Friday, August 23, 2013

Bush's Legacy Is Trashed. Why Would Obama Want to Follow Suit?


We had your back from Day 1. Where did you go?

Let's face it, Barack Obama has done enough good things -- helped us limp through a tepid recovery, overseen a return to civility (if only on his side), ended DADT, helped win the same-sex marriage debate, and brought us healthcare reform -- that his legacy is fairly well secured. Simply by letting Iraq and Afghanistan wind down was almost enough to place his presidency on the right side of sanity. Add support for sensible gun laws and Obama has done well.

Except -- this is crucial -- the president went and let the national security apparatus give him the smackdown he could have avoided. This is what threatens his legacy the most, that he didn't stand up to the thugs that naturally build up around defense.

The NSA is clearly out of control, its descent beginning as far back as TIA (Total Information Awareness) under John Poindexter early in the Bush years after 9/11. It came out of DARPA, the defense lab that gave birth to the Internet, and though Congress defunded TIA to get rid of it in 2003, it hung around like cancer and slowly metastasized.

And, like a cancer, it threatens not only Americans' constitutional rights but also Barack Obama's legacy. If it does, he'll have only himself to blame: You let the slimy critters live and they'll take over. And it seems they have.

Unfortunately, Obama has double-doubled down, firstly by saying at the beginning of his presidency that we would "look forward, not back" and leave off investigating the origins of torture and a host of black ops run by Bush's (or rather Dick Cheney's) cabal of blackguards, and secondly by participating in the stock prevarications used by all those in power who wish to preserve even the most sullied of their prerogatives. Power corrupts, and even Barack Obama with his lofty rhetoric has been so corrupted.

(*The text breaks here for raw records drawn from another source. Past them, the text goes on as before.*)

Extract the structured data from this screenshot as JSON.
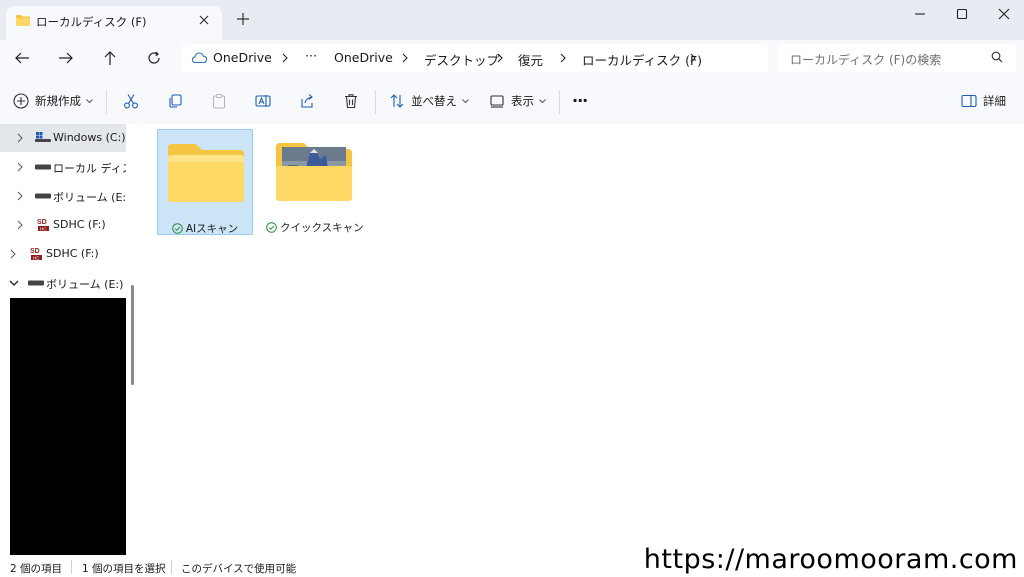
{
  "window": {
    "tab_title": "ローカルディスク (F)",
    "new_tab_icon": "plus-icon",
    "controls": [
      "minimize-icon",
      "maximize-icon",
      "close-icon"
    ]
  },
  "address": {
    "crumbs": [
      "OneDrive",
      "OneDrive",
      "デスクトップ",
      "復元",
      "ローカルディスク (F)"
    ],
    "overflow": "···",
    "search_placeholder": "ローカルディスク (F)の検索"
  },
  "toolbar": {
    "new_label": "新規作成",
    "sort_label": "並べ替え",
    "view_label": "表示",
    "more_label": "···",
    "details_label": "詳細"
  },
  "nav": {
    "items": [
      {
        "label": "Windows (C:)"
      },
      {
        "label": "ローカル ディスク (D:)"
      },
      {
        "label": "ボリューム (E:)"
      },
      {
        "label": "SDHC (F:)"
      },
      {
        "label": "SDHC (F:)"
      },
      {
        "label": "ボリューム (E:)"
      }
    ]
  },
  "content": {
    "items": [
      {
        "label": "AIスキャン",
        "status": "available"
      },
      {
        "label": "クイックスキャン",
        "status": "available"
      }
    ]
  },
  "status": {
    "count": "2 個の項目",
    "selected": "1 個の項目を選択",
    "availability": "このデバイスで使用可能"
  },
  "watermark": "https://maroomooram.com",
  "colors": {
    "folder": "#f5c542",
    "selection_bg": "#cce4f7",
    "onedrive_blue": "#2f74c7",
    "sync_green": "#2a8c3b"
  }
}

Obama didn't just let it lie there. He actually tripled down through the Justice Department, with its ruthless pursuit of whistleblowers and leakers, using antiquated statutes to label anyone who went up against this overgrown, out-of-control surveillance leviathan a traitor, a spy, an enemy of the state.

Sorry, Mr. President, somebody is listening to our phone calls.

Now, to a great extent, it doesn't matter what Barack Obama does in the remaining 3 and 1/2 years in office. Obamacare can be a great success, gun control might yet stage a comeback, immigration reform might yet pass the Congress. But in many ways, Obama has already drawn a weak hand and traded in the wrong cards by standing on the podium and saying that "your government doesn't spy on you" when he knows that it does and should have known better than to think the American people would believe him. They don't. And it was the first and clearest example of how an apparent man of principle loses his when he ascends to the White House.

Perhaps that's why Obama allowed his administration to so ruthlessly hunt down leakers. Obama wanted to be the leaker-in-chief, wanted to manage the message at all costs, to control the talking points. Edward Snowden, like Bradley Manning before him, had a very clear message to Barack Obama: We got your talking points right here, Mr. President.

Barack Obama had the clearest path laid out before him when he was elected, and that path was untrod by George W. Bush. Why, then, did Obama turn and follow Bush into the oblivion of the power-hungry? Maybe someday Obama will write the book on how good men go wrong. Or maybe he's writing it now.

Update. Talking Points Memo has a feature out today listing the major revelations on the NSA front. It's a must-read. And to pile on, TPM flags this ridiculous bit of flim-flamery. C'mon, Barack. You're not doing yourself any favors.